Mafia, colpito clan Rinzivillo a Gela: quattro arresti, anche un avvocato

La polizia di Caltanissetta ha eseguito 4 ordinanze di misura cautelare in carcere, emesse dal gip di Caltanissetta, su richiesta della locale Direzione distrettuale antimafia per associazione mafiosa aggravata, per avere fatto parte di cosa nostra – clan Rinzivillo. L’attività investigativa, che si è conclusa con gli arresti di oggi, costituisce una costola dell’operazione ‘Extra fines’ che portò all’arresto, nel 2017, di 37 affiliati al clan Rinzivillo. L’inchiesta aveva fatto luce sull’ascesa, nella famiglia di cosa nostra gelese, del boss Rinzivillo il quale, approfittando della carcerazione dei suoi fratelli e dell’assenza sul territorio di uomini in grado di contrastarne il carisma, riorganizzò il clan facendo leva sia su figure tradizionalmente appartenenti ad esso sia su figure nuove ed emergenti che si erano messe a sua disposizione. Nell’ambito dell’indagine è emersa la figura di un avvocato del Foro di Gela, quale uomo di fiducia del boss sin dal 2016 (durante il periodo delle indagini poi confluite nell’operazione Extra Fines) quando lo aveva fatto contattare da un suo affiliato. L´avvocato costituiva la longa manus di Rinzivillo negli affari con altri appartenenti al clan.
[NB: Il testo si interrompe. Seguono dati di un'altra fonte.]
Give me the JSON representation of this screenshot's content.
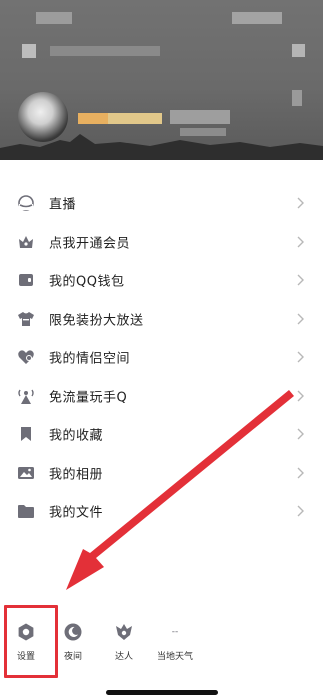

Secondo quanto accertato dagli inquirenti, Rinzivillo impartiva all’avvocato ordini precisi che andavano ben oltre gli incarichi forensi. La disponibilità del legale nei confronti del boss gelese si manifestava anche dopo la carcerazione del boss: infatti, è proprio al suo avvocato che Rinzivillo, approfittando del suo status di insospettabile legale, affidava il compito di fare uscire i suoi ordini per altri esponenti del clan, ancora liberi sul territorio. Nel corso dell’indagine è stato anche rilevato che l’avvocato faceva pervenire al boss messaggi dai sodali liberi, mostrandogli dei fogli durante i colloqui in carcere: una modalità ingegnosa con la quale l’avvocato gelese pensava di eludere eventuali intercettazioni ambientali a suo carico.

Inoltre, uno degli odierni arrestati, appartenente a cosa nostra – clan Rinzivillo, imprenditore gelese tradizionalmente operante nel commercio di carni, assicurava aiuto economico all’associazione, al capo clan e ad altri sodali in carcere. Lo stesso imprenditore offriva disponibilità al capo dell’associazione ad assumere alle proprie dipendenze personale indicato dal capomafia e favoriva l’infiltrazione del clan rinzivilliano nel tessuto economico legale attraverso il riciclaggio di denaro di provenienza illecita. L’imprenditore è indagato anche per tentata estorsione, aggravata per averla commessa in qualità di appartenente al clan mafioso, per avere tentato di procurarsi un ingiusto vantaggio in danno di un imprenditore concorrente, rappresentante di carni e salumi, che è stato minacciato di morte se avesse continuato a offrire ai clienti la stessa carne da lui commercializzata.

Un terzo arrestato, imprenditore licatese di cosmetici e profumi, era a disposizione del capo clan favorendo il boss gelese nell’attivazione di attività economiche funzionali all’investimento e riciclaggio di illeciti proventi, avvalendosi anche in questo caso della figura dell’avvocato. Non meno importante la figura di un altro arrestato, storico appartenente al clan rinzivilliano di Gela, il quale, approfittando dei permessi premio durante la carcerazione a Milano, aveva ripreso i contatti con Rinzivillo, favorendo l’incontro con un esponente di cosa nostra di Salemi. A quell’incontro, avvenuto il 14 aprile 2017, Rinzivillo volle essere accompagnato proprio dall’avvocato.